Shenzhen picked for network convergence

Shenzhen picked for network convergence

Write: Tirza [2011-05-20]

Shenzhen has been chosen by the Central Government as one of the country's 12 cities for trials of merged phone, Internet and television networks, according to a statement posted on its Web site Thursday (July 1).

The other cities are Beijing, Shanghai, Harbin, Wuhan, Hangzhou, Nanjing, Qingdao, Xiamen, Dalian, Mianyang and the Changsha-Xiangtan-Zhuzhou area of Hunan Province, the statement said.

However, the statement gave no schedule and did not elaborate on the development of the program.

The program aims to make the three systems compatible and allow users to make telephone calls, surf the Internet and watch television via one cable or wireless portal.

Currently, TV, telecom and Internet networks are separate in China, and different operators provide access to cable TV, telecommunications and the Internet.

On Jan 13, the State Council issued a new policy that plans to push forward the merger of China's media networks into a single force combining telephone services, Internet, TV and radio broadcasting by 2015.

Network convergence was first proposed as early as 1998, but its implementation has proved slow.

"This is mainly because the interests of different departments could not be balanced, so the talk of network convergence was largely empty words," Fu Liang, an independent senior telecommunications analyst, said.

In other words, the parties cared only about capturing others' slice of the cake and were unwilling to open up their own market.
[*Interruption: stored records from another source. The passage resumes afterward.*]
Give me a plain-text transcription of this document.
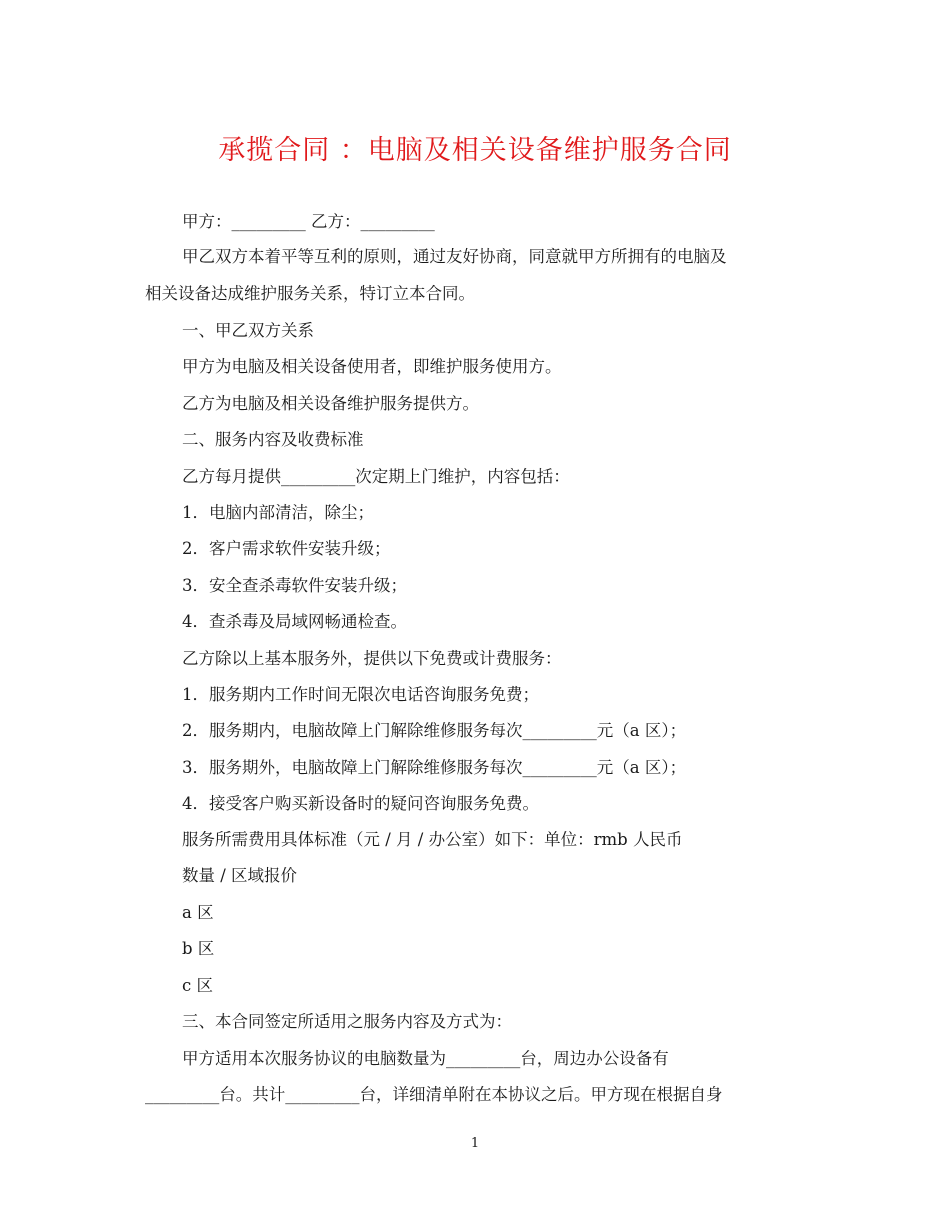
承揽合同 ：电脑及相关设备维护服务合同
甲方：_________ 乙方：_________
甲乙双方本着平等互利的原则，通过友好协商，同意就甲方所拥有的电脑及
相关设备达成维护服务关系，特订立本合同。
一、甲乙双方关系
甲方为电脑及相关设备使用者，即维护服务使用方。
乙方为电脑及相关设备维护服务提供方。
二、服务内容及收费标准
乙方每月提供_________次定期上门维护，内容包括：
1．电脑内部清洁，除尘；
2．客户需求软件安装升级；
3．安全查杀毒软件安装升级；
4．查杀毒及局域网畅通检查。
乙方除以上基本服务外，提供以下免费或计费服务：
1．服务期内工作时间无限次电话咨询服务免费；
2．服务期内，电脑故障上门解除维修服务每次_________元（a 区）；
3．服务期外，电脑故障上门解除维修服务每次_________元（a 区）；
4．接受客户购买新设备时的疑问咨询服务免费。
服务所需费用具体标准（元 / 月 / 办公室）如下：单位：rmb 人民币
数量 / 区域报价
a 区
b 区
c 区
三、本合同签定所适用之服务内容及方式为：
甲方适用本次服务协议的电脑数量为_________台，周边办公设备有
_________台。共计_________台，详细清单附在本协议之后。甲方现在根据自身
1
The telecommunications and broadcasting industries each have their own complete industry chain made up of networks, terminal devices, business models and the provision of content. Network convergence will inevitably break the existing market structure and create a new competitive landscape for the industries, according to Fu.

Network convergence has been under way for more than 10 years in developed countries such as Britain and the United States.